On June 15, in Bostock v. Clayton County, the United States Supreme Court clearly, decisively and unequivocally held:
An employer who fires an individual merely for being gay or transgender violates Title VII.
The Bostock majority opinion is 33 pages long. I’ll break it down for you in five key quotes.
1. “Few facts are needed to appreciate the legal question we face. Each of the three cases before us started the same way: An employer fired a longtime employee shortly after the employee revealed that he or she is homosexual or transgender—and allegedly for no reason other than the employee’s homosexuality or transgender status.”
2. “Today, we must decide whether an employer can fire someone simply for being homosexual or transgender. The answer is clear. An employer who fires an individual for being homosexual or transgender fires that person for traits or actions it would not have questioned in members of a different sex. Sex plays a necessary and undisguisable role in the decision, exactly what Title VII forbids.”
3. “It is impossible to discriminate against a person for being homosexual or transgender without discriminating against that individual based on sex.”
4. “There is simply no escaping the role intent plays here: Just as sex is necessarily a but-for cause when an employer discriminates against homosexual or transgender employees, an employer who discriminates on these grounds inescapably intends to rely on sex in its decisionmaking.”

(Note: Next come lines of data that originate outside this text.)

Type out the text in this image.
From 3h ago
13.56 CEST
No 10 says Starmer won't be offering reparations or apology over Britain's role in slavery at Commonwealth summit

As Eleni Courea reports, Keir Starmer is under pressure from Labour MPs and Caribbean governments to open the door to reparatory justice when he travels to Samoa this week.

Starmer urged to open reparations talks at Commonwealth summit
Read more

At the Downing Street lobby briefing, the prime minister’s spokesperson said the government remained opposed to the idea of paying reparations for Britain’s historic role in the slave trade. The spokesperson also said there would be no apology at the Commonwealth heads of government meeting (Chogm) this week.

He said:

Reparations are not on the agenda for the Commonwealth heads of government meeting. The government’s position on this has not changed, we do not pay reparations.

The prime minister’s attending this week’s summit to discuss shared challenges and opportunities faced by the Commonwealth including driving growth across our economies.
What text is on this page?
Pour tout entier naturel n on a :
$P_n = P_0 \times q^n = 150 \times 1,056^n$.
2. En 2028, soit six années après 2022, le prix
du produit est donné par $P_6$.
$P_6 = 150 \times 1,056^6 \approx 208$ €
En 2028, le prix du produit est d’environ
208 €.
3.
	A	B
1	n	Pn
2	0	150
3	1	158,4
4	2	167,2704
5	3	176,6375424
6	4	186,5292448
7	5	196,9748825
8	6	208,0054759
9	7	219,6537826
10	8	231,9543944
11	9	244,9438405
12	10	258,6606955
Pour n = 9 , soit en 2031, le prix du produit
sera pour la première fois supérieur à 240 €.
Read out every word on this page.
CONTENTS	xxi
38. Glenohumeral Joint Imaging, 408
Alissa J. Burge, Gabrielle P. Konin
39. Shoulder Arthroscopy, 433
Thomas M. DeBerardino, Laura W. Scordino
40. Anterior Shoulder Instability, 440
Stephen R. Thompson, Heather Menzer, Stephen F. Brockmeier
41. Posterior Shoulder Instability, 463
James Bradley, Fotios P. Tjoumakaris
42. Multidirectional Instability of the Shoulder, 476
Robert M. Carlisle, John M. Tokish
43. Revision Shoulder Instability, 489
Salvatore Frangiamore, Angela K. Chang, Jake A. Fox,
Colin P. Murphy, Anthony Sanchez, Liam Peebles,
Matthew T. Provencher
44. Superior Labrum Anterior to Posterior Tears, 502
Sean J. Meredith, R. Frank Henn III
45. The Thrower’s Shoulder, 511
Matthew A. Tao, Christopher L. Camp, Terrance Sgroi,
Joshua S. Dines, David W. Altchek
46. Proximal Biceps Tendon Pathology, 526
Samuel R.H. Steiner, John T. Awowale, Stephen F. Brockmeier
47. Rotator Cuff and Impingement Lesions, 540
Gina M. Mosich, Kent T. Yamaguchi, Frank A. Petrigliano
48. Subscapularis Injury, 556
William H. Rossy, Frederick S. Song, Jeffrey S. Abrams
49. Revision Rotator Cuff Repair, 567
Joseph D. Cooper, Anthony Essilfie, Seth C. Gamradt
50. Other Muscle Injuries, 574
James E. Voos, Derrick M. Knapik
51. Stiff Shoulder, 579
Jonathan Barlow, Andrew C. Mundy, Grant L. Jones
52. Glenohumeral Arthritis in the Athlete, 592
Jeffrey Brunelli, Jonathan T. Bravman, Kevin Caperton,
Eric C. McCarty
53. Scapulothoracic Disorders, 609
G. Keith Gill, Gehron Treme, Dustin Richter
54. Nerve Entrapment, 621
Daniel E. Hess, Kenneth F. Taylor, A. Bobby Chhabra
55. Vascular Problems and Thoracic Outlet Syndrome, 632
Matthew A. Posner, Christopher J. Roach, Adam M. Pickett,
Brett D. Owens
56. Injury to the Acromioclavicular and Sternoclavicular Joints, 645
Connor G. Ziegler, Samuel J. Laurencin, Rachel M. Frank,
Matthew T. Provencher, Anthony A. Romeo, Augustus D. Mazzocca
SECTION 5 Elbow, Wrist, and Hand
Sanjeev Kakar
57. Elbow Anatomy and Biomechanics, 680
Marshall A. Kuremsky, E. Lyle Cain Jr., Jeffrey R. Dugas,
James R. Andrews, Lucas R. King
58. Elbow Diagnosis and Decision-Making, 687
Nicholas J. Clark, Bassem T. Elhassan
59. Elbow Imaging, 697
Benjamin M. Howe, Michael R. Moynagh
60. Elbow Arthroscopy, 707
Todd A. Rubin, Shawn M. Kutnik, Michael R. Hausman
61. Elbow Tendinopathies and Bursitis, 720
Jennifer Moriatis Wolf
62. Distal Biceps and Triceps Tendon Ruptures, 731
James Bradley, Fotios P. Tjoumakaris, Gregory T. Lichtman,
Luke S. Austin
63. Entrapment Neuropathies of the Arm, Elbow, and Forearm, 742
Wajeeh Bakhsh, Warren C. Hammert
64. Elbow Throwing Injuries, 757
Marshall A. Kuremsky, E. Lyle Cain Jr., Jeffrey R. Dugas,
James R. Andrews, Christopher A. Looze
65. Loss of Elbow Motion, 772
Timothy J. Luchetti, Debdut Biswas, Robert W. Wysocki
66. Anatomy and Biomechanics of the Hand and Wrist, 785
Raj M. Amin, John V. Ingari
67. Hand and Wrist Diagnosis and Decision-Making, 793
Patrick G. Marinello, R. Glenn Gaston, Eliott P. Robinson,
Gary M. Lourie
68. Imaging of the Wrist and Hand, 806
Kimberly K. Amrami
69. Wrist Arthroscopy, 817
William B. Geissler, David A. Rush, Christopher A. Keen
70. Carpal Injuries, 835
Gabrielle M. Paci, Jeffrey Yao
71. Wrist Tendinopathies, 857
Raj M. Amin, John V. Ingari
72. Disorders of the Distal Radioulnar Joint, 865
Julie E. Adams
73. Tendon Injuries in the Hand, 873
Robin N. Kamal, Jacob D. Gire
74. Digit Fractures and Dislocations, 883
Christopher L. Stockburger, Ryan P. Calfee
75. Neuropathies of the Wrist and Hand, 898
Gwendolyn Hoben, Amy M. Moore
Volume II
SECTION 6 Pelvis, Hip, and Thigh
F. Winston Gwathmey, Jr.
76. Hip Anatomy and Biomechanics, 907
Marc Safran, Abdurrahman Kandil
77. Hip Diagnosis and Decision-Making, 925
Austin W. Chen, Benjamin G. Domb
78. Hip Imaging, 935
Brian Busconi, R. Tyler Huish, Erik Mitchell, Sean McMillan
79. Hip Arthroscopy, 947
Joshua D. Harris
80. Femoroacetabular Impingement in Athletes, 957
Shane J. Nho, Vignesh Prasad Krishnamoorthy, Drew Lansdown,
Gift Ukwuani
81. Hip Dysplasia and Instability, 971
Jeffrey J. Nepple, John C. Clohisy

5. “We agree that homosexuality and transgender status are distinct concepts from sex. But, as we’ve seen, discrimination based on homosexuality or transgender status necessarily entails discrimination based on sex; the first cannot happen without the second. Nor is there any such thing as a ‘canon of donut holes,’ in which Congress’s failure to speak directly to a specific case that falls within a more general statutory rule creates a tacit exception.… ‘Sexual harassment’ is conceptually distinct from sex discrimination, but it can fall within Title VII’s sweep. Same with ‘motherhood discrimination.’ Would the employers have us reverse those cases on the theory that Congress could have spoken to those problems more specifically? Of course not. As enacted, Title VII prohibits all forms of discrimination because of sex, however they may manifest themselves or whatever other labels might attach to them.”
(Bonus wishy-washy quote, from Justice Kavanaugh’s dissent: “Notwithstanding my concern about the Court’s transgression of the Constitution’s separation of powers, it is appropriate to acknowledge the important victory achieved today by gay and lesbian Americans. Millions of gay and lesbian Americans have worked hard for many decades to achieve equal treatment in fact and in law. They have exhibited extraordinary vision, tenacity, and grit—battling often steep odds in the legislative and judicial arenas, not to mention in their daily lives. They have advanced powerful policy arguments and can take pride in today’s result. Under the Constitution’s separation of powers, however, I believe that it was Congress’s role, not this Court’s, to amend Title VII.”)
There has not been a more significant employment law decision in over 22 years. It might be that long or longer before we see another of this import. Bostock is worthy of celebration because it finally puts to rest any open issue that employers can insidiously and intentionally discriminate against their LGBTQ employees.
June 15 is a day worth celebrating because it will forever be the day that our LBGTQ brothers and sisters finally gained their civil rights at work. It was long overdue.
Employers, take heed. If you are still among the group of businesses that discriminate against LGBTQ employees, you are violating the law. This is no longer an open question. Case closed.